Experience has shown that clear communication between our technical support and formulators often sets expectations for successful product adoption. We arrange regular feedback sessions with key customers to discuss how B2 performs under their specific conditions. These meetings uncover practical insights that would otherwise be missed by remote monitoring or COA paperwork alone—a color change in a beverage under certain pH, a drop in vitamin retention after a shift in heat processing, or an issue with caking after a wet monsoon season shipment.
Continuous improvement extends to how we handle customer complaints. In one instance, a customer noticed a slight deviation in powder color during a pilot run. Our team tracked it down to a raw material supplier who had changed glucose refining processes. Corrective action in sourcing and a tweak to fermentation aeration quickly eliminated further problems. Every adjustment—no matter how small—trains the entire team in both vigilance and adaptability.
Operating in the vitamin manufacturing sector means continuous monitoring of changing global regulations. Regulatory bodies regularly audit and sample products, demanding documentation that tracks a lot’s journey from fermentation flask through packaging. The ability to readily provide detailed records prevents delays and allows us to ship internationally without last-minute holdups. Risks incurred from a regulatory non-conformance don’t just threaten a specific batch’s release—they can place entire market access at risk.
Sustainability is not just a marketing term; it’s a necessity felt at the level of wastewater handling, carbon reporting, and bioprocess optimization. Over the years, we have gradually shifted to greener energy sources for plant operation, invested in water treatment systems that reclaim up to 80% of process water, and redesigned packaging to use less plastic and improved barrier layers. Routine process audits chase energy waste at each stage, and even minor gains add up across thousands of batches each year.

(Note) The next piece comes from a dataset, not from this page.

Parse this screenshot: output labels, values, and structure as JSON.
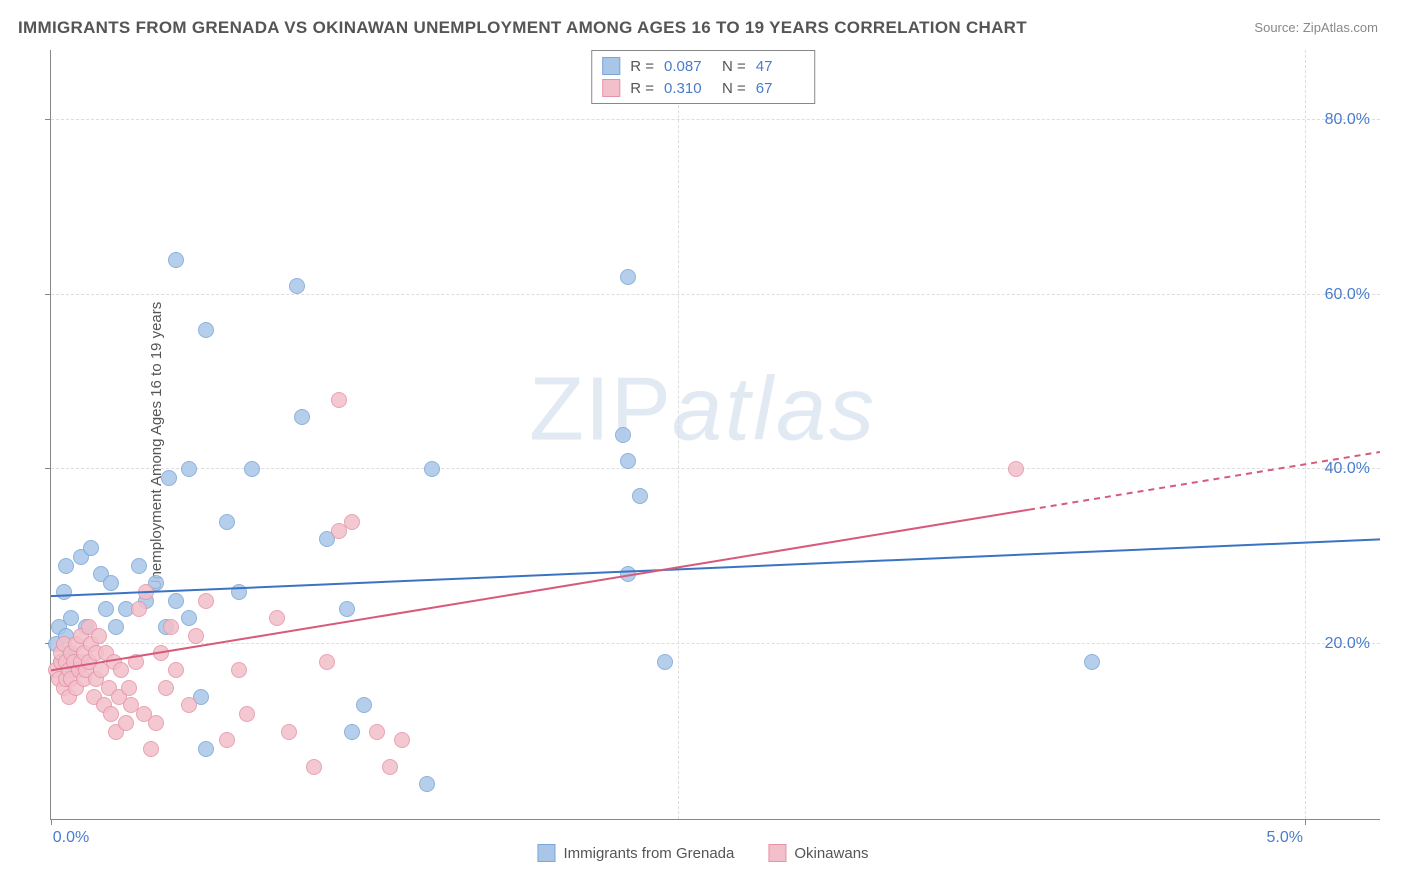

Long-standing relationships with customers stem from more than price or production scale. Consistency in specification and open lines of communication make the difference in whether product launches succeed or ingredient recalls occur. Our R&D teams remain in close touch with end market trends—whether it’s growth in plant-based food segments, fortified beverages, personalized nutrition, or new pharmaceutical applications. B2 remains a staple in both legacy products and innovative market launches, in part because of its well-documented safety profile and essential health benefits.
The journey from corn syrup to crystalline B2 highlights the skill and oversight needed from a manufacturer’s perspective. In the end, the industry’s trust depends on every batch reflecting decades of refinement and shared lessons from past challenges. Feedback loops with end users, laboratory vigilance, investment in process upgrades, and a shared commitment to improvement continue to set reliable manufacturers apart. We take pride in seeing our Vitamin B2 not only show up in supply chain audits, but actively improve the daily health of millions. That connection, running from the factory floor to breakfast tables and pharmacy shelves around the world, always keeps our focus sharp.

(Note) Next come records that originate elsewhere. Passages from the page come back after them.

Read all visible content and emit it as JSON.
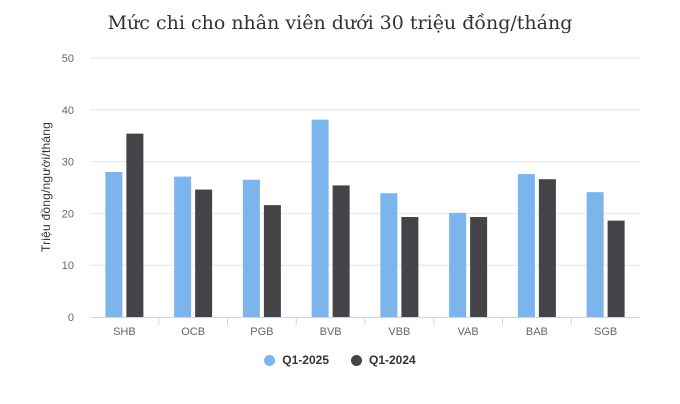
{
  "chart_data": {
    "type": "bar",
    "title": "Mức chi cho nhân viên dưới 30 triệu đồng/tháng",
    "ylabel": "Triệu đồng/người/tháng",
    "xlabel": "",
    "categories": [
      "SHB",
      "OCB",
      "PGB",
      "BVB",
      "VBB",
      "VAB",
      "BAB",
      "SGB"
    ],
    "series": [
      {
        "name": "Q1-2025",
        "color": "#7cb5ec",
        "values": [
          28.0,
          27.1,
          26.5,
          38.1,
          23.9,
          20.1,
          27.6,
          24.1
        ]
      },
      {
        "name": "Q1-2024",
        "color": "#434348",
        "values": [
          35.4,
          24.6,
          21.6,
          25.4,
          19.3,
          19.3,
          26.6,
          18.6
        ]
      }
    ],
    "ylim": [
      0,
      50
    ],
    "yticks": [
      0,
      10,
      20,
      30,
      40,
      50
    ],
    "grid": true,
    "legend_position": "bottom"
  }
}
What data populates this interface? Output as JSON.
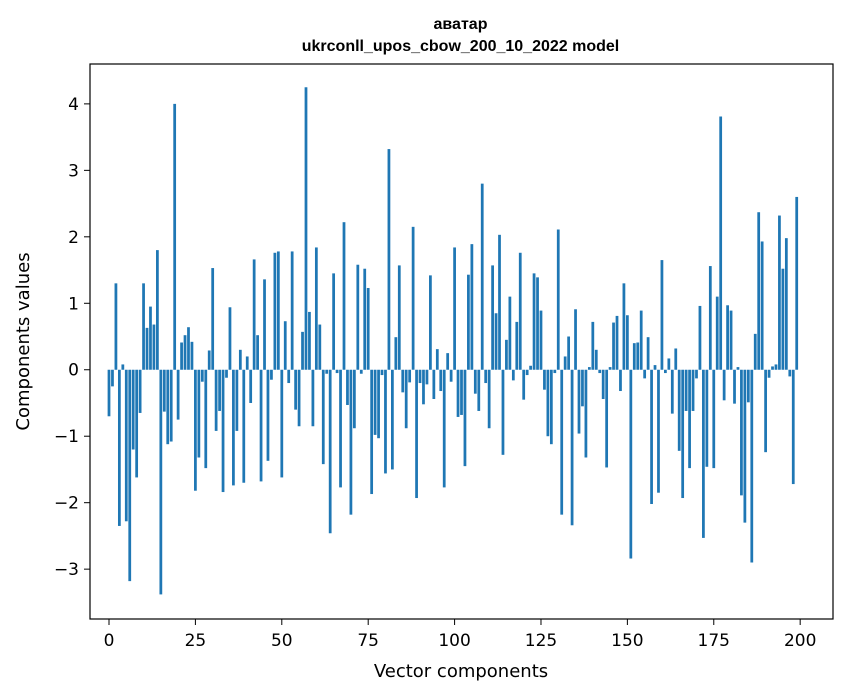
{
  "chart_data": {
    "type": "bar",
    "title": "аватар",
    "subtitle": "ukrconll_upos_cbow_200_10_2022 model",
    "xlabel": "Vector components",
    "ylabel": "Components values",
    "xlim": [
      -5.5,
      209.5
    ],
    "ylim": [
      -3.75,
      4.6
    ],
    "xticks": [
      0,
      25,
      50,
      75,
      100,
      125,
      150,
      175,
      200
    ],
    "xtick_labels": [
      "0",
      "25",
      "50",
      "75",
      "100",
      "125",
      "150",
      "175",
      "200"
    ],
    "yticks": [
      -3,
      -2,
      -1,
      0,
      1,
      2,
      3,
      4
    ],
    "ytick_labels": [
      "−3",
      "−2",
      "−1",
      "0",
      "1",
      "2",
      "3",
      "4"
    ],
    "grid": false,
    "legend": "none",
    "bar_color": "#1f77b4",
    "values": [
      -0.7,
      -0.25,
      1.3,
      -2.35,
      0.08,
      -2.28,
      -3.18,
      -1.2,
      -1.62,
      -0.65,
      1.3,
      0.63,
      0.95,
      0.68,
      1.8,
      -3.38,
      -0.63,
      -1.12,
      -1.08,
      4.0,
      -0.75,
      0.41,
      0.52,
      0.64,
      0.42,
      -1.82,
      -1.32,
      -0.18,
      -1.48,
      0.29,
      1.53,
      -0.92,
      -0.62,
      -1.84,
      -0.12,
      0.94,
      -1.74,
      -0.92,
      0.3,
      -1.7,
      0.2,
      -0.5,
      1.66,
      0.52,
      -1.68,
      1.36,
      -1.37,
      -0.15,
      1.76,
      1.78,
      -1.62,
      0.73,
      -0.2,
      1.78,
      -0.6,
      -0.85,
      0.57,
      4.25,
      0.87,
      -0.85,
      1.84,
      0.68,
      -1.42,
      -0.06,
      -2.46,
      1.45,
      -0.05,
      -1.77,
      2.22,
      -0.53,
      -2.18,
      -0.88,
      1.58,
      -0.06,
      1.52,
      1.23,
      -1.87,
      -0.98,
      -1.03,
      -0.08,
      -1.56,
      3.32,
      -1.5,
      0.49,
      1.57,
      -0.34,
      -0.88,
      -0.19,
      2.15,
      -1.93,
      -0.2,
      -0.52,
      -0.22,
      1.42,
      -0.44,
      0.31,
      -0.32,
      -1.77,
      0.25,
      -0.18,
      1.84,
      -0.71,
      -0.68,
      -1.45,
      1.43,
      1.89,
      -0.36,
      -0.62,
      2.8,
      -0.2,
      -0.88,
      1.57,
      0.85,
      2.03,
      -1.28,
      0.45,
      1.1,
      -0.16,
      0.72,
      1.76,
      -0.45,
      -0.08,
      0.06,
      1.45,
      1.39,
      0.89,
      -0.3,
      -1.0,
      -1.12,
      -0.05,
      2.11,
      -2.18,
      0.2,
      0.5,
      -2.34,
      0.91,
      -0.96,
      -0.55,
      -1.32,
      0.04,
      0.72,
      0.3,
      -0.05,
      -0.44,
      -1.47,
      0.04,
      0.71,
      0.81,
      -0.32,
      1.3,
      0.82,
      -2.84,
      0.4,
      0.41,
      0.89,
      -0.13,
      0.49,
      -2.02,
      0.07,
      -1.85,
      1.65,
      -0.05,
      0.17,
      -0.66,
      0.32,
      -1.22,
      -1.93,
      -0.62,
      -1.48,
      -0.62,
      -0.13,
      0.96,
      -2.53,
      -1.46,
      1.56,
      -1.48,
      1.1,
      3.81,
      -0.46,
      0.97,
      0.89,
      -0.51,
      0.04,
      -1.89,
      -2.3,
      -0.49,
      -2.9,
      0.54,
      2.37,
      1.93,
      -1.24,
      -0.12,
      0.05,
      0.08,
      2.32,
      1.52,
      1.98,
      -0.1,
      -1.72,
      2.6
    ]
  }
}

Vitamin B2 will continue its role across nutrition and healthcare landscapes, whether in emerging fortified foods or long-standing feed markets. As manufacturing technologies advance, improvements in energy savings, raw material uptake, and downstream purification offer promise, but always with rigorous scrutiny to ensure product safety and stability. End users expect more than a specification sheet—they seek reliability and partnership grounded in real production experience. Every batch tells a story, and we take pride in being the starting point for so many stories yet to come.